Typically, what you observe is exactly what one observes when not synchronizing device and host before and after timing. Without synchronizing, a lot of CUDA methods just dispatch the work and return almost immediately, the only ones that block and wait for a result are, well, those getting the result back.

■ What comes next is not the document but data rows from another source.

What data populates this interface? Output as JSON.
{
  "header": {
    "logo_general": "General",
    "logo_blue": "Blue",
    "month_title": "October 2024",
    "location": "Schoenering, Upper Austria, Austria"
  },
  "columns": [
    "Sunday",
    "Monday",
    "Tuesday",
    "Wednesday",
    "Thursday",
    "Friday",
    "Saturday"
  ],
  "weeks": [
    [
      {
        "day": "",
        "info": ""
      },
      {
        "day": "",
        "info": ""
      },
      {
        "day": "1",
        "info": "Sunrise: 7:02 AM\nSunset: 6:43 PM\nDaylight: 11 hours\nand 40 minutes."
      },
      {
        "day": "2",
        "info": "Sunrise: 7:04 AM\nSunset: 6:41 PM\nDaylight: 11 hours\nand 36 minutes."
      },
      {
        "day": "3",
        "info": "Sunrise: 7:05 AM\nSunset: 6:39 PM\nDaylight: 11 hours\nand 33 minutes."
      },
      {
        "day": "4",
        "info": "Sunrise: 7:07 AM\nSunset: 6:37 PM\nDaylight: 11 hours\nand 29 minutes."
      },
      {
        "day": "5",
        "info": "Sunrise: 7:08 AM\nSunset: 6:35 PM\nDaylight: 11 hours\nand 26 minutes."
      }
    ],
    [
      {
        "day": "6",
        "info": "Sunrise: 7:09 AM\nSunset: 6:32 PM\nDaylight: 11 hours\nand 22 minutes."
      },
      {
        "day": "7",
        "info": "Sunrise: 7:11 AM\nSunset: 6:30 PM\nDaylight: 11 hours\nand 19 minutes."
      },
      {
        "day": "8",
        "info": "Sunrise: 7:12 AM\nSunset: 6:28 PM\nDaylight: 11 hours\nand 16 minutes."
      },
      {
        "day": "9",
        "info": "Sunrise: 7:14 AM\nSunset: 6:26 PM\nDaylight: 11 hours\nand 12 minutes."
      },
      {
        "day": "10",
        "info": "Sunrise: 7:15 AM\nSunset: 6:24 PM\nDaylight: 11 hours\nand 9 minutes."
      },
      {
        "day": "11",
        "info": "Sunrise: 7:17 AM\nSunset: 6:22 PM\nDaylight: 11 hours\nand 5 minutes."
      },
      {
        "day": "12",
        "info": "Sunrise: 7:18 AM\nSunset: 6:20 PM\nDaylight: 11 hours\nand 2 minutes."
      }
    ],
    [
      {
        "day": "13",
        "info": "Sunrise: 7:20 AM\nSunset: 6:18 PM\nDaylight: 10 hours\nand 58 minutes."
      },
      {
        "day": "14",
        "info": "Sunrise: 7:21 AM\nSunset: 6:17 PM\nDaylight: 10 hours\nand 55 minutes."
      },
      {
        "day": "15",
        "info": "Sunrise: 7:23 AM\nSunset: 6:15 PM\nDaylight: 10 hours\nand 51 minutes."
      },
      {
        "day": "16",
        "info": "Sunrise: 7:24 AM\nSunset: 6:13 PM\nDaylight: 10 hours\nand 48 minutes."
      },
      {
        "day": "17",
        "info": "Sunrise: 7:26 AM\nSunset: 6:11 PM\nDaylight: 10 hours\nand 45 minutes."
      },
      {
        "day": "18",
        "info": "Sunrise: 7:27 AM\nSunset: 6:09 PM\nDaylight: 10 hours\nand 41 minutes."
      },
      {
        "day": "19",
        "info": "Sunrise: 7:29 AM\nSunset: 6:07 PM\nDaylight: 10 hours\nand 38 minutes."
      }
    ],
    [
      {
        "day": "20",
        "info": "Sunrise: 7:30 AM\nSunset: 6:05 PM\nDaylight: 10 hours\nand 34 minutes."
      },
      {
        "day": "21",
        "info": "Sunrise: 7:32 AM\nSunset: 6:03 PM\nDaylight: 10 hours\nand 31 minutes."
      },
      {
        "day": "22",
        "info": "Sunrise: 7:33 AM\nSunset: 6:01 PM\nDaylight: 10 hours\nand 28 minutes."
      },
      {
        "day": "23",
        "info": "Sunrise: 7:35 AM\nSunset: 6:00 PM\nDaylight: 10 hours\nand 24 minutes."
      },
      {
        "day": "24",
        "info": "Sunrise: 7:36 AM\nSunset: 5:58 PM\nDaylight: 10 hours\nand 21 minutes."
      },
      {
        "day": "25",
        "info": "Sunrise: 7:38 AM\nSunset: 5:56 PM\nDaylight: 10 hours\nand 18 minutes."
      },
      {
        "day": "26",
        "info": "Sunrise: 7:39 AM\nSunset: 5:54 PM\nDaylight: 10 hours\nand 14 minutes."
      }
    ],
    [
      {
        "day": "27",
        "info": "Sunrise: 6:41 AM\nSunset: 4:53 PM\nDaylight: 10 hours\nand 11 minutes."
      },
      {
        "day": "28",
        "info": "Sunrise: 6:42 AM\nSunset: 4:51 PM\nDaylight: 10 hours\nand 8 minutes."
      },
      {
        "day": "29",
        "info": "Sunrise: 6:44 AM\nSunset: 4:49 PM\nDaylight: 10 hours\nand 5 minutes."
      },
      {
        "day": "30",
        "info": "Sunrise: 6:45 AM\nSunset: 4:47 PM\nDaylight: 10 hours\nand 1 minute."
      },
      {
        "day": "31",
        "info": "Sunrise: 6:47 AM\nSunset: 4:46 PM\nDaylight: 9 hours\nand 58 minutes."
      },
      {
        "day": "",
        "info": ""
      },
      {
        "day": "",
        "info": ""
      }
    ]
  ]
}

So it may very well be that your timing of d_C->C actually times transfers to, computations on, and transfer back from the device all together.

Since I just started looking at Julia+CUDA, I don't know for sure if that's what's happening here, but the symptoms totally look like it.

lucasb-eyer commented 9 years ago

haha 1s @timholy :smile:

timholy commented 9 years ago

Man, our timing was down to the second.

timholy commented 9 years ago

Oh, you beat me on the second one.

lucasb-eyer commented 9 years ago

Though none of us has suggested a function to call to manually sync the device/stream yet. 3..2..1..

lucasb-eyer commented 9 years ago

You probably have to change your timing lines from @time copy!(d_B,B) into something like

device_synchronize() ; @time (copy!(d_B,B) ; device_synchronize())

Edit: Just confirmed that this is indeed the case.

PS: I would be grateful of a copy of the full notebook (maybe as a gist) if possible, it looks like a good starting point for experimentation!

eric-tramel commented 9 years ago

Thanks @timholy and @lucasb-eyer for your well-timed responses :) I'll try out the tests you suggest to see if it is really just that GPU is dispatching and returning on the BLAS call and then blocking the copy. That certainly makes the most sense to me.

@lucasb-eyer : Here is a link to the notebook.

lucasb-eyer commented 9 years ago

Cheers!

lucasb-eyer commented 9 years ago

Oh, you're looking to use cuDNN? Me too, we should share experiences somehow. Send me an e-mail if you're interested.